Their bodies writhe on too-thin, crisp sheets, the monochrome chessboard they dance across on stilted legs. Ginny is the Queen, regal and the most powerful piece on the board, true magic concealed by the King's check. And Albus is the rook, the best way to destroy the King with a checkmate.

Albus is the rook, most powerful when endgame looms near.

There is a secret that she knows. It is the cat-eyes that grin back from the shadows, luminous from the depths of darkness. It is the layers of irony that overlap in their shadows, the parallels that run on forever in a train track. It is the miniature of a human, the magic condensing in the chasm within the doll with hair like death's raggedy cloak and eyes like that of the world's end.

It is the crimson milkweed that spurts out the poisonous sap when Albus plunges the dagger in.

There is a secret that she knows. She will follow it to the grave.

nine.

The poison tree, it roots up from the grip it holds around his core, swimming in a sea of consciousness. It unknots itself from a single grain of cold hard stone, spiraling out darkness that licks at the soul, swelling as it clambers up the ladder rungs of his steel ribcage, stretches out its branches like a festering spider web, pushing at skin and pinching at flesh. Soon they rapture, and the branches burst forth, silver hands dripping in mercurial sin, each droplet a poison diamond to be polished as it ravages humanity.

The twigs tear at his ears, drum out static and hypnotic beats onto his eardrums, till his voice comes on like a broken record, haunts him again from the sickliest dreams, a piteous swell of human greed, ethereal in his wraithe-like form, cold and untouchable as he sinks through his flesh, strokes down Al's skin, sticks his rotting tongue down the boy's throat to throw up slugs and maggots.

He tells Al to kill Ginny. Because Al was a goodgood boy and boys like that should never get punished.

He tells Al to kill Harry. Because they look too much alike, these wizarding genes have always been trouble, yes?

He tells Al to kill James. Wrong name, wrong time.

He tells Al many things. Feeds him reels of the receipt to pay lies through his eyes, laps up blood like it's ketchup.

This poison tree, it bursts out from his mouth and lacerates his tongue as it tumbles down and blankets the house in sin, nets of branches woven in darkness, catching the good and devouring them, slaving the wicked to themselves. They will never catch him though.

The one behind the other fingers.

ten.

There is a secret that he knows. It is the pieces of the moon, scattered by the moonlight into his dead aunt's hair. It is the shadow cast upon the creaking floorboards. It is the blood that bubbles in his veins, frothing forth from hunger. It is the prize that lurks in the wardrobe.
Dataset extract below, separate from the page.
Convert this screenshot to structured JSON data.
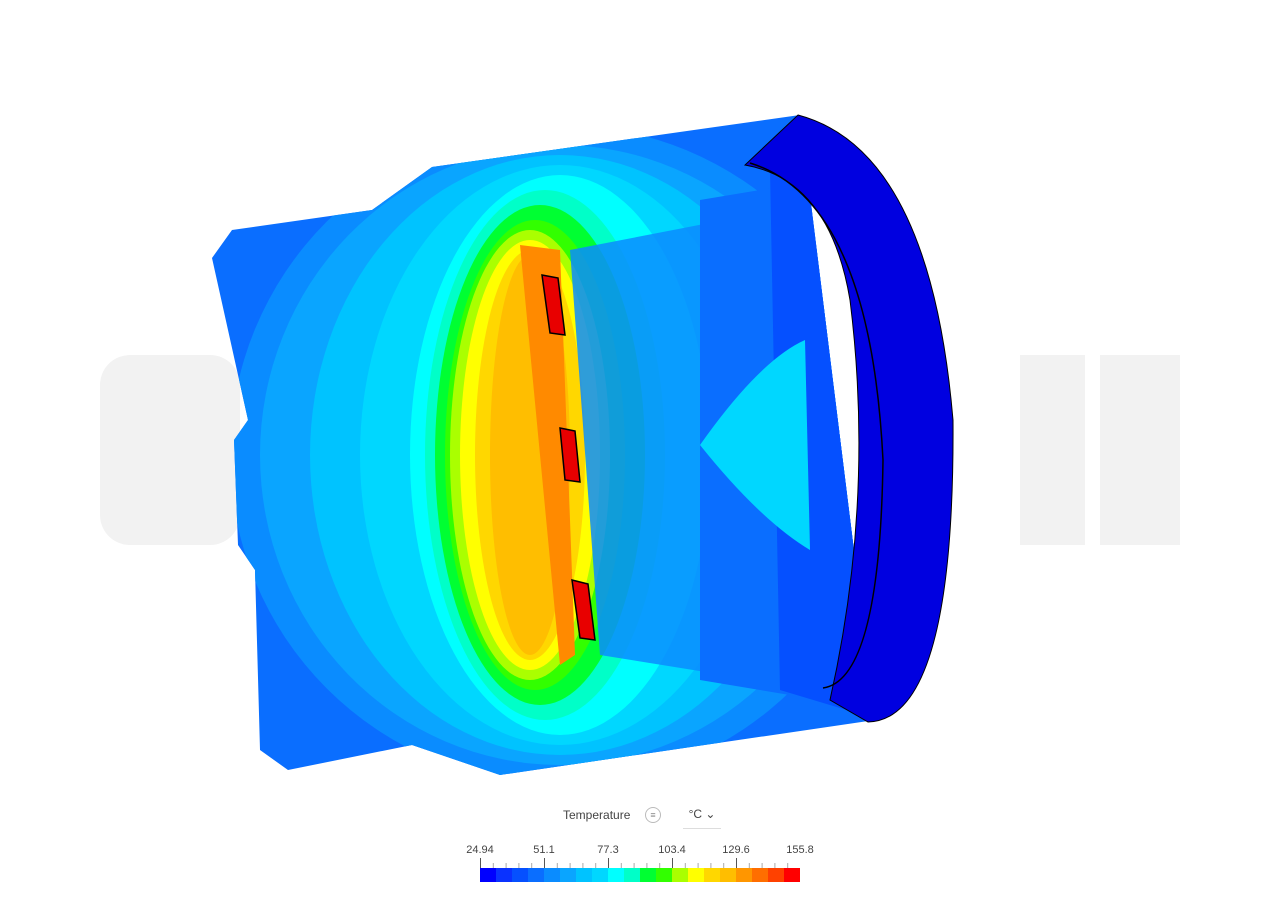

It is the dark grey of his eyes, dominant of intelligent luster. It is the smooth part of his hair, immaculate. It is the paleness of his skin, single shard of parchment.

He opens the door, and it creaks open, revealing the wardrobe that stinks of must and rotting things. These invisible roots that creep he sees them all, but pushes them apart for his secret he's stashed.

And he's found it. Teddy Lupin smiles wolfishly, baring teeth, as his features dissolve into his own. He takes the doll, a snapshot of Albus Severus, hair blacker than his soul, charred from the burning of desire, eyes green from the Avada Kedavra that grows like a plant within him.

His wand. He taps it gently on the doll.

"Sectumsempra."

He licks up the screams that spill from the outside. He drinks in the sight of a grey boy, the slender, long fingers that grip the wand, the dark eyes that commence the ominous.

"Hullo again, Theodore."

There is a secret that he knows. He will remember it in time.


A/N: For the Deepest, Darkest Secret Competition. It's a bit rushed; I had to ask for an extension! I know it's a bit too ambiguous, sorry, therefore you can assume anything you like. I like to think that Teddy has MPD, but that's boring XD

Oh yeah, this fic is hugely based on There is a Secret that He Knows (Time and Again), by snarkyscorp, among others.